Secondly, too often, forecasting processes are poorly defined and badly executed. There is often little time spent on aligning process outputs to the overall business needs. There is no point creating a 10-year rolling forecast if that isn’t used by anyone or it is at a level of detail that doesn’t inform decision making. In many instances poor organisational understanding of how the forecast is created, who are the critical process participants and lack of clarity of who owns the forecast breeds confusion and a lack of effectiveness.

In many instances a Forecast Support System (FSS) has been implemented with disappointing results. Sometimes this is because of poor data structure or process design, but also sometimes this is because there is missing functionality, poor usability or too little attention has been made to train and educate users. It is also not uncommon that the process for selection and implementation of the FSS has been an IT led activity and has lacked proper input and engagement of practitioners. The symptoms of a failed implementation can often be seen in the use of excel spreadsheets with the FSS being relegated to a data storage and pass-through for other connected planning tools.

Finally, performance management can be problematic. It is not uncommon for there to be arbitrary goals set that are founded purely on aspiration with little recognition or consideration of what is achievable. These unrealistic expectations are then compounded by a lack of detailed understanding of how these measures are calculated, their weaknesses and what are the right ones to use for what purpose. Dovetailing forecasting goals with those for safety stock and service is very rarely done, meaning that there is little connection and understanding of how measures are interrelated.

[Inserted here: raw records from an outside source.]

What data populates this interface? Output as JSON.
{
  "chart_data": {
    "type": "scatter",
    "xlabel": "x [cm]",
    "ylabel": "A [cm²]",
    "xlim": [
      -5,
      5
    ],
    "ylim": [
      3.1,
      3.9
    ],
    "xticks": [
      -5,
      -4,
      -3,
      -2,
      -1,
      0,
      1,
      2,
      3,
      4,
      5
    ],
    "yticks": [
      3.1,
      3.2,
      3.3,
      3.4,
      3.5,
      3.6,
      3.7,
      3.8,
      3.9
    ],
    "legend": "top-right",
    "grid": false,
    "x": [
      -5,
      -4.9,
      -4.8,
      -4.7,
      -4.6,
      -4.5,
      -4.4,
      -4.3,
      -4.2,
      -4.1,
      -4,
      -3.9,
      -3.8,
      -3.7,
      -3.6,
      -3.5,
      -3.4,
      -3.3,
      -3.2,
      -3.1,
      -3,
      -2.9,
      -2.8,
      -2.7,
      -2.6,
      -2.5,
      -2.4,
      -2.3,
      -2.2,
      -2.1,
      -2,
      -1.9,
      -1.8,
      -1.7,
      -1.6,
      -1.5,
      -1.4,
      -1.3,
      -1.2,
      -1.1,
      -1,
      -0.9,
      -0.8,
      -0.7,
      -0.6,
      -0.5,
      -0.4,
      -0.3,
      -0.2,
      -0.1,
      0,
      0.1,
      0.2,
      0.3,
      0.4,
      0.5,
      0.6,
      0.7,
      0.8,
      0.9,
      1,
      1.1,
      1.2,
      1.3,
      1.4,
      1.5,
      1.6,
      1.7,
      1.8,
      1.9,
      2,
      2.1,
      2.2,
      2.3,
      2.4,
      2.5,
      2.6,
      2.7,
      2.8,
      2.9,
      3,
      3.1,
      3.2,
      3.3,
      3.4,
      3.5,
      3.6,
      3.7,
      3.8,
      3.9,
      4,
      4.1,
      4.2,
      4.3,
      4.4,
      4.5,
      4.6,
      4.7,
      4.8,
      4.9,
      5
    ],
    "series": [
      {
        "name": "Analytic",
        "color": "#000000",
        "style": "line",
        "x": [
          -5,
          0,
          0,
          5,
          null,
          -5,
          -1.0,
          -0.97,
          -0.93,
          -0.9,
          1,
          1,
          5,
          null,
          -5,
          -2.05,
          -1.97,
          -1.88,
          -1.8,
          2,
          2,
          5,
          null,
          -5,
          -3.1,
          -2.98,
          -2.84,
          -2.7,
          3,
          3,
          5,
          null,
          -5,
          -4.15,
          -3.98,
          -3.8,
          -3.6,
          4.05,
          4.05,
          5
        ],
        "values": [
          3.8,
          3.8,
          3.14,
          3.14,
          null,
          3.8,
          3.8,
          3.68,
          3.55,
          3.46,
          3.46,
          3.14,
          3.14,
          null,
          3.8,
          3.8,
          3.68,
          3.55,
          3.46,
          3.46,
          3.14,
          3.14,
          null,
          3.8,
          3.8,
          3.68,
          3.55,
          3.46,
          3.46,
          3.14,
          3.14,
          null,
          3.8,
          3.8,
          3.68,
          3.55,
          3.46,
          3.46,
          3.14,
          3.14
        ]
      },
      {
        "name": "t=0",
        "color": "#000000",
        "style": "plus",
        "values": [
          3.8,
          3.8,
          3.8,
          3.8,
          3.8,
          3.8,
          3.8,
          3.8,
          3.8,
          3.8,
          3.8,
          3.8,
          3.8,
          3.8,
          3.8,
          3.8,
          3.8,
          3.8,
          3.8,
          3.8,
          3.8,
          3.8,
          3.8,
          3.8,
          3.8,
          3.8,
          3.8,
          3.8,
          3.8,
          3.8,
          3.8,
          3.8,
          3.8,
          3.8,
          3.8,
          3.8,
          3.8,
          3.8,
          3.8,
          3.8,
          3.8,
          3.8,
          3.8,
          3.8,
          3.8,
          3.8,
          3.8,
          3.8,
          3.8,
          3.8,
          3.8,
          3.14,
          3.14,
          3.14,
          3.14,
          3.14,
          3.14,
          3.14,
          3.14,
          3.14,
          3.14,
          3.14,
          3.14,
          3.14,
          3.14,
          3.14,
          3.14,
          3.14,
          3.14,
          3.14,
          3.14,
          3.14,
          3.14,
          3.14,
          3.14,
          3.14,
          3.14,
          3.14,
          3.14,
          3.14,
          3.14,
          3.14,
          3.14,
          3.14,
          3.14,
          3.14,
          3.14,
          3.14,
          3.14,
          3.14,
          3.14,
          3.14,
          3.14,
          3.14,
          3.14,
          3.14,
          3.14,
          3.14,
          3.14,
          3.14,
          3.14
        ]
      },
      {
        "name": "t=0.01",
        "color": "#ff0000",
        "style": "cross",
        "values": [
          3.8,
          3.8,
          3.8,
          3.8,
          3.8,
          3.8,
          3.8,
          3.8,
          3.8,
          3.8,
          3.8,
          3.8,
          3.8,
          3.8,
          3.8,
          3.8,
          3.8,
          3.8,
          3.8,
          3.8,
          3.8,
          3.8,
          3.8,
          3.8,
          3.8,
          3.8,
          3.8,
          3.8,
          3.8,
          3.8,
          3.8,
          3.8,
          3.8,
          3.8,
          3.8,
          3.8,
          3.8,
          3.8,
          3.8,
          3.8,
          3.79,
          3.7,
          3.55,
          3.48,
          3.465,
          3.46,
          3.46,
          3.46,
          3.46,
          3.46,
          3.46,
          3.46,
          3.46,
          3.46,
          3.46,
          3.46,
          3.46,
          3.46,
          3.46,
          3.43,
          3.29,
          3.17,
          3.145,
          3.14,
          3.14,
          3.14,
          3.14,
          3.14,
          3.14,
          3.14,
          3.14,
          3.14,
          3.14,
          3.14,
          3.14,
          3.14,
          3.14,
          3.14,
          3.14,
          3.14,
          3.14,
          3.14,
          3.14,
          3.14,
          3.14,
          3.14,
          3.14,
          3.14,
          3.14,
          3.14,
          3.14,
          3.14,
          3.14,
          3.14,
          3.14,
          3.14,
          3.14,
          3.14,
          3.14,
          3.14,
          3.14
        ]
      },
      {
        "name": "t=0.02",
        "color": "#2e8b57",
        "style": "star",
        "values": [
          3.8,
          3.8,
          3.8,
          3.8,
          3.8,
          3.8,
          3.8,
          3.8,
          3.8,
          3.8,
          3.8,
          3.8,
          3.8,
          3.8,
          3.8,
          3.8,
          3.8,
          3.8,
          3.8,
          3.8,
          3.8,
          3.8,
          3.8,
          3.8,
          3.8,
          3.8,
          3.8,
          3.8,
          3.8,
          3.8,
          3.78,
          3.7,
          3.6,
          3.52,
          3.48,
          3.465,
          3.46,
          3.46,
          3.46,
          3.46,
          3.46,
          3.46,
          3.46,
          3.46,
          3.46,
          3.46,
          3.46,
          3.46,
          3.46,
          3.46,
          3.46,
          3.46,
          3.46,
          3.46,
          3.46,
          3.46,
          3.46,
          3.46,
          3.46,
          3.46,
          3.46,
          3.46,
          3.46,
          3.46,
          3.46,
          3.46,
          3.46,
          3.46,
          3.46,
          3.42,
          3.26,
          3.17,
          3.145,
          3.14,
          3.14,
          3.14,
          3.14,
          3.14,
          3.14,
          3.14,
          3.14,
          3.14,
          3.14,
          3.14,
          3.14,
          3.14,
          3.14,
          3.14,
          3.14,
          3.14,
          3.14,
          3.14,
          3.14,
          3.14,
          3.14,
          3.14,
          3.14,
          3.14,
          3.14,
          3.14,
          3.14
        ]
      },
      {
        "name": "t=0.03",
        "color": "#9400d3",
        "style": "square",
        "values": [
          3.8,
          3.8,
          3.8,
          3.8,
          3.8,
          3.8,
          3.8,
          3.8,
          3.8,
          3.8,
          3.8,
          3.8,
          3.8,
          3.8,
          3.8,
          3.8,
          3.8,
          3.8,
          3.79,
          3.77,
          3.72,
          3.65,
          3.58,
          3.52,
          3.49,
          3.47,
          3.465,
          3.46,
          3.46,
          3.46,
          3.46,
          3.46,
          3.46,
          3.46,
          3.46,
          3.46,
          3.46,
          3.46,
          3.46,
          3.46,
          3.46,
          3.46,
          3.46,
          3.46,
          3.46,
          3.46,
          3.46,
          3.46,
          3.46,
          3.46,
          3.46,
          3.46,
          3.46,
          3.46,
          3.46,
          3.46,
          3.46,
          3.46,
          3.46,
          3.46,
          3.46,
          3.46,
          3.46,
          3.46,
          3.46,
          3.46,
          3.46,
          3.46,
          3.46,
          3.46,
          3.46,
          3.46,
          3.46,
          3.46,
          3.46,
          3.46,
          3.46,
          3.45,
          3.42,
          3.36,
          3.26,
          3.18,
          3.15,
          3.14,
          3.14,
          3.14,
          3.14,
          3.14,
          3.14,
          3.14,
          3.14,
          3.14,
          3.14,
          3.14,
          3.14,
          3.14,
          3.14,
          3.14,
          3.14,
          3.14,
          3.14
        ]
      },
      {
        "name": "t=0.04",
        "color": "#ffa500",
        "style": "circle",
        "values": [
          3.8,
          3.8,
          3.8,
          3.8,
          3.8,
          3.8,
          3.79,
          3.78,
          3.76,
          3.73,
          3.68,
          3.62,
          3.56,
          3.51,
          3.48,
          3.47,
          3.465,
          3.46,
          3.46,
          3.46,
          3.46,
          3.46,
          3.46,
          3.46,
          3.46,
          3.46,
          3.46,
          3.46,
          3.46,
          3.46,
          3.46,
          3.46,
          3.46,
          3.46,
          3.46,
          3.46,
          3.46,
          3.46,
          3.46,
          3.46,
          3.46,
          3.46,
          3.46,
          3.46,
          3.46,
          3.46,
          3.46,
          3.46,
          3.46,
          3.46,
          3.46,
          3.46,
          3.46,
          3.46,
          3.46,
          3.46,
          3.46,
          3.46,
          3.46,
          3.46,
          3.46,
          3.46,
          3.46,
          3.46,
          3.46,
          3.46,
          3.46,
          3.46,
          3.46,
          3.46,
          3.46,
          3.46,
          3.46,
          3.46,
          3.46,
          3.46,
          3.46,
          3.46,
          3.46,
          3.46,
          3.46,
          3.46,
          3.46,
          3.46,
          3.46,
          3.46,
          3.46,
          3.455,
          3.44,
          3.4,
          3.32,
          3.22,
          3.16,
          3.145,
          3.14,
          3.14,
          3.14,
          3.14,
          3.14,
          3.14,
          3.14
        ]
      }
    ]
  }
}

The most difficult part of improving is knowing where to start and establishing where gaps exist. Improving forecasting is additionally complex because it is a cross-functional activity, an inexact science and requires process discipline and patience. Over the course of several blogs, I will highlight several areas where there is opportunity to diagnose issues, design solutions, implement changes and sustain improvements. The benefits of making changes is often significant. Not only can it resulted in improved service, reductions in lost sales, but also significantly reduce working capital that is often tied up in inventory. In Hackett’s 2017 CFO /Hackett Group Working Capital Scorecard, a study of the 1,000 largest U.S.–based companies (excluding financial industry organisations), it was estimated that $512 billion is held in days inventory outstanding (DIO), an average of 50.6 days. A 1% reduction in that through effective cross-functional partnerships, and specifically improvements in forecasting, can create great value to the financial performance of any organisation.